How Long Will He Live?
Someone asked me the question, "What is Elias' life expectancy?" To be honest, when I read it, my stomach knotted up and I fought back tears. It is a good question, but difficult to think about.
Somedays I feel like I have more control of life than I really do. Then I am reminded that my children are a gift and only God knows the number of their days.
Having a child with Down Syndrome or a typical child does not change how much control I have over life. I can only look at my son and enjoy his life now. I'm not ignoring the future, but I am not dwelling there either. I enjoy today more because of what I know.
Life expectancy for people with Down Syndrome have come a long way. In the 1920's, the average life span of a person with Down Syndrome was only nine years. Because of changes in perspective and better medical care, today they can live past 60.

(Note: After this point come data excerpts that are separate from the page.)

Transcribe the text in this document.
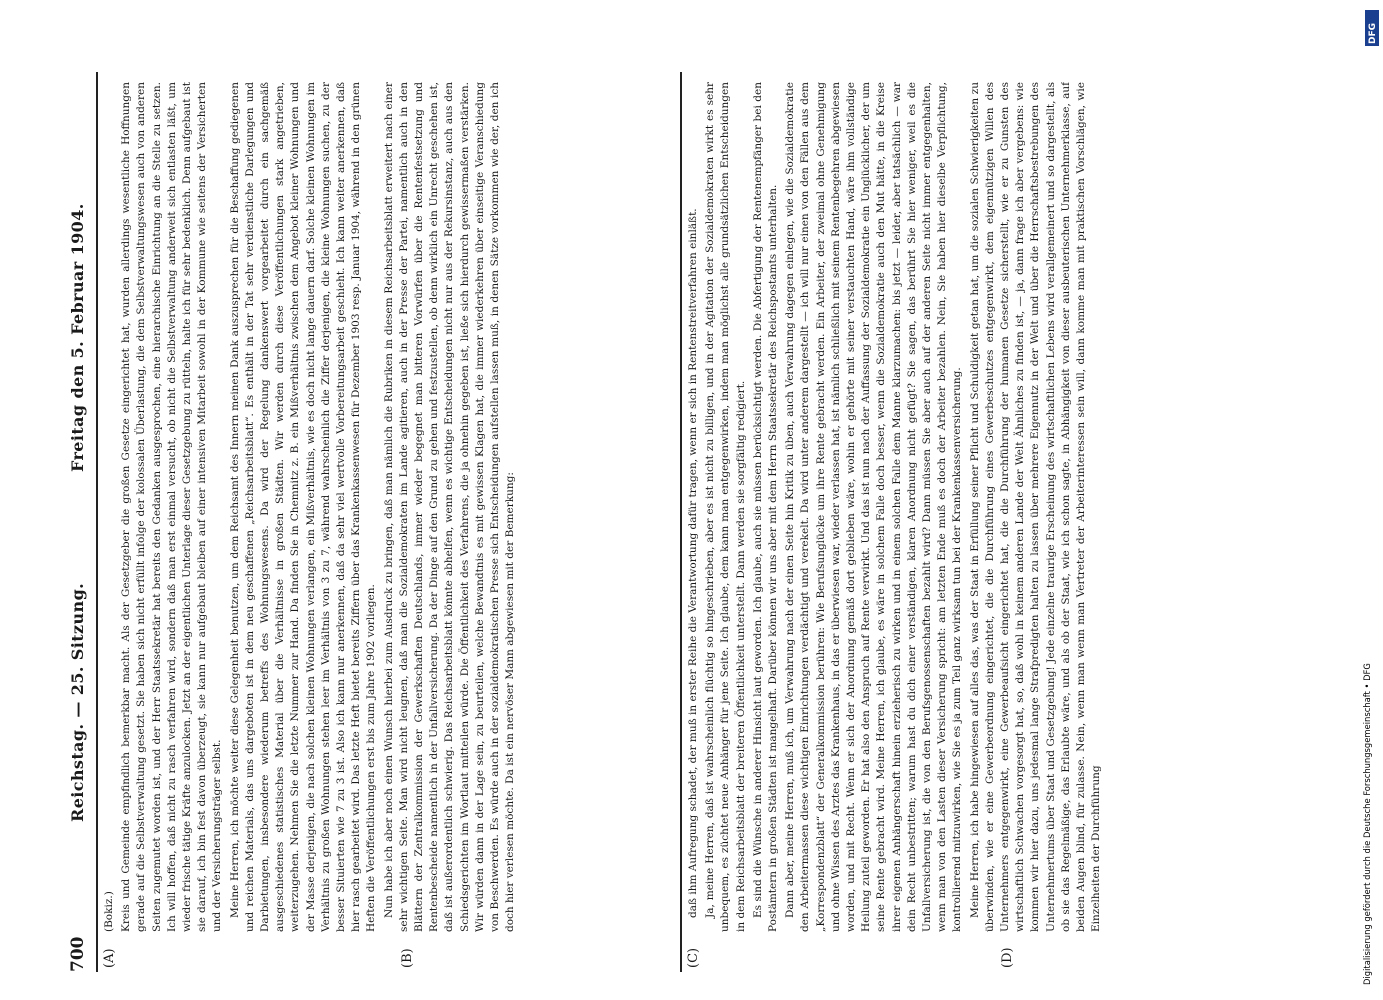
700
Reichstag. — 25. Sitzung.
Freitag den 5. Februar 1904.
(A)	(B)	(C)	(D)

(Bokiz.) Kreis und Gemeinde empfindlich bemerkbar macht. Als der Gesetzgeber die großen Gesetze eingerichtet hat, wurden allerdings wesentliche Hoffnungen gerade auf die Selbstverwaltung gesetzt. Sie haben sich nicht erfüllt infolge der kolossalen Überlastung, die dem Selbstverwaltungswesen auch von anderen Seiten zugemutet worden ist, und der Herr Staatssekretär hat bereits den Gedanken ausgesprochen, eine hierarchische Einrichtung an die Stelle zu setzen. Ich will hoffen, daß nicht zu rasch verfahren wird, sondern daß man erst einmal versucht, ob nicht die Selbstverwaltung anderweit sich entlasten läßt, um wieder frische tätige Kräfte anzulocken. Jetzt an der eigentlichen Unterlage dieser Gesetzgebung zu rütteln, halte ich für sehr bedenklich. Denn aufgebaut ist sie darauf, ich bin fest davon überzeugt, sie kann nur aufgebaut bleiben auf einer intensiven Mitarbeit sowohl in der Kommune wie seitens der Versicherten und der Versicherungsträger selbst. Meine Herren, ich möchte weiter diese Gelegenheit benutzen, um dem Reichsamt des Innern meinen Dank auszusprechen für die Beschaffung gediegenen und reichen Materials, das uns dargeboten ist in dem neu geschaffenen „Reichsarbeitsblatt“. Es enthält in der Tat sehr verdienstliche Darlegungen und Darbietungen, insbesondere wiederum betreffs des Wohnungswesens. Da wird der Regelung dankenswert vorgearbeitet durch ein sachgemäß ausgeschiedenes statistisches Material über die Verhältnisse in großen Städten. Wir werden durch diese Veröffentlichungen stark angetrieben, weiterzugehen. Nehmen Sie die letzte Nummer zur Hand. Da finden Sie in Chemnitz z. B. ein Mißverhältnis zwischen dem Angebot kleiner Wohnungen und der Masse derjenigen, die nach solchen kleinen Wohnungen verlangen, ein Mißverhältnis, wie es doch nicht lange dauern darf. Solche kleinen Wohnungen im Verhältnis zu großen Wohnungen stehen leer im Verhältnis von 3 zu 7, während wahrscheinlich die Ziffer derjenigen, die kleine Wohnungen suchen, zu der besser Situierten wie 7 zu 3 ist. Also ich kann nur anerkennen, daß da sehr viel wertvolle Vorbereitungsarbeit geschieht. Ich kann weiter anerkennen, daß hier rasch gearbeitet wird. Das letzte Heft bietet bereits Ziffern über das Krankenkassenwesen für Dezember 1903 resp. Januar 1904, während in den grünen Heften die Veröffentlichungen erst bis zum Jahre 1902 vorliegen. Nun habe ich aber noch einen Wunsch hierbei zum Ausdruck zu bringen, daß man nämlich die Rubriken in diesem Reichsarbeitsblatt erweitert nach einer sehr wichtigen Seite. Man wird nicht leugnen, daß man die Sozialdemokraten im Lande agitieren, auch in der Presse der Partei, namentlich auch in den Blättern der Zentralkommission der Gewerkschaften Deutschlands, immer wieder begegnet man bitteren Vorwürfen über die Rentenfestsetzung und Rentenbescheide namentlich in der Unfallversicherung. Da der Dinge auf den Grund zu gehen und festzustellen, ob denn wirklich ein Unrecht geschehen ist, daß ist außerordentlich schwierig. Das Reichsarbeitsblatt könnte abhelfen, wenn es wichtige Entscheidungen nicht nur aus der Rekursinstanz, auch aus den Schiedsgerichten im Wortlaut mitteilen würde. Die Öffentlichkeit des Verfahrens, die ja ohnehin gegeben ist, ließe sich hierdurch gewissermaßen verstärken. Wir würden dann in der Lage sein, zu beurteilen, welche Bewandtnis es mit gewissen Klagen hat, die immer wiederkehren über einseitige Veranschiedung von Beschwerden. Es würde auch in der sozialdemokratischen Presse sich Entscheidungen aufstellen lassen muß, in denen Sätze vorkommen wie der, den ich doch hier verlesen möchte. Da ist ein nervöser Mann abgewiesen mit der Bemerkung:	daß ihm Aufregung schadet, der muß in erster Reihe die Verantwortung dafür tragen, wenn er sich in Rentenstreitverfahren einläßt. Ja, meine Herren, daß ist wahrscheinlich flüchtig so hingeschrieben, aber es ist nicht zu billigen, und in der Agitation der Sozialdemokraten wirkt es sehr unbequem, es züchtet neue Anhänger für jene Seite. Ich glaube, dem kann man entgegenwirken, indem man möglichst alle grundsätzlichen Entscheidungen in dem Reichsarbeitsblatt der breiteren Öffentlichkeit unterstellt. Dann werden sie sorgfältig redigiert. Es sind die Wünsche in anderer Hinsicht laut geworden. Ich glaube, auch sie müssen berücksichtigt werden. Die Abfertigung der Rentenempfänger bei den Postämtern in großen Städten ist mangelhaft. Darüber können wir uns aber mit dem Herrn Staatssekretär des Reichspostamts unterhalten. Dann aber, meine Herren, muß ich, um Verwahrung nach der einen Seite hin Kritik zu üben, auch Verwahrung dagegen einlegen, wie die Sozialdemokratie den Arbeitermassen diese wichtigen Einrichtungen verdächtigt und verekelt. Da wird unter anderem dargestellt — ich will nur einen von den Fällen aus dem „Korrespondenzblatt“ der Generalkommission berühren: Wie Berufsunglücke um ihre Rente gebracht werden. Ein Arbeiter, der zweimal ohne Genehmigung und ohne Wissen des Arztes das Krankenhaus, in das er überwiesen war, wieder verlassen hat, ist nämlich schließlich mit seinem Rentenbegehren abgewiesen worden, und mit Recht. Wenn er sich der Anordnung gemäß dort geblieben wäre, wohin er gehörte mit seiner verstauchten Hand, wäre ihm vollständige Heilung zuteil geworden. Er hat also den Anspruch auf Rente verwirkt. Und das ist nun nach der Auffassung der Sozialdemokratie ein Unglücklicher, der um seine Rente gebracht wird. Meine Herren, ich glaube, es wäre in solchem Falle doch besser, wenn die Sozialdemokratie auch den Mut hätte, in die Kreise ihrer eigenen Anhängerschaft hinein erzieherisch zu wirken und in einem solchen Falle dem Manne klarzumachen: bis jetzt — leider, aber tatsächlich — war dein Recht unbestritten; warum hast du dich einer verständigen, klaren Anordnung nicht gefügt? Sie sagen, das berührt Sie hier weniger, weil es die Unfallversicherung ist, die von den Berufsgenossenschaften bezahlt wird? Dann müssen Sie aber auch auf der anderen Seite nicht immer entgegenhalten, wenn man von den Lasten dieser Versicherung spricht: am letzten Ende muß es doch der Arbeiter bezahlen. Nein, Sie haben hier dieselbe Verpflichtung, kontrollierend mitzuwirken, wie Sie es ja zum Teil ganz wirksam tun bei der Krankenkassenversicherung. Meine Herren, ich habe hingewiesen auf alles das, was der Staat in Erfüllung seiner Pflicht und Schuldigkeit getan hat, um die sozialen Schwierigkeiten zu überwinden, wie er eine Gewerbeordnung eingerichtet, die die Durchführung eines Gewerbeschutzes entgegenwirkt, dem eigennützigen Willen des Unternehmers entgegenwirkt, eine Gewerbeaufsicht eingerichtet hat, die die Durchführung der humanen Gesetze sicherstellt, wie er zu Gunsten des wirtschaftlich Schwachen vorgesorgt hat, so, daß wohl in keinem anderen Lande der Welt Ähnliches zu finden ist, — ja, dann frage ich aber vergebens: wie kommen wir hier dazu, uns jedesmal lange Strafpredigten halten zu lassen über mehrere Eigennutz in der Welt und über die Herrschaftsbestrebungen des Unternehmertums über Staat und Gesetzgebung! Jede einzelne traurige Erscheinung des wirtschaftlichen Lebens wird verallgemeinert und so dargestellt, als ob sie das Regelmäßige, das Erlaubte wäre, und als ob der Staat, wie ich schon sagte, in Abhängigkeit von dieser ausbeuterischen Unternehmerklasse, auf beiden Augen blind, für zulasse. Nein, wenn man wenn man Vertreter der Arbeiterinteressen sein will, dann komme man mit praktischen Vorschlägen, wie Einzelheiten der Durchführung

DFG
Digitalisierung gefördert durch die Deutsche Forschungsgemeinschaft • DFG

I treat Elias the same way I treat Vitali. I give him healthy food, exercise, and a loving home. I do what I can so that his life will be full. Of course I hope it will be long. I hope he will outlive me. But no matter what—whether it's him or I who go first—it is going to be difficult.
Here's what it comes down to: I know the facts and I will do what I can to give my son a good life. But it goes deeper than the facts. It goes deeper than my son having Down Syndrome. We don't have control over death, but we do have today, the gifts in front of us.
As I type I can look over at Elias, he is sleeping peacefully in his bed. He is breathing, he is alive. I have him today.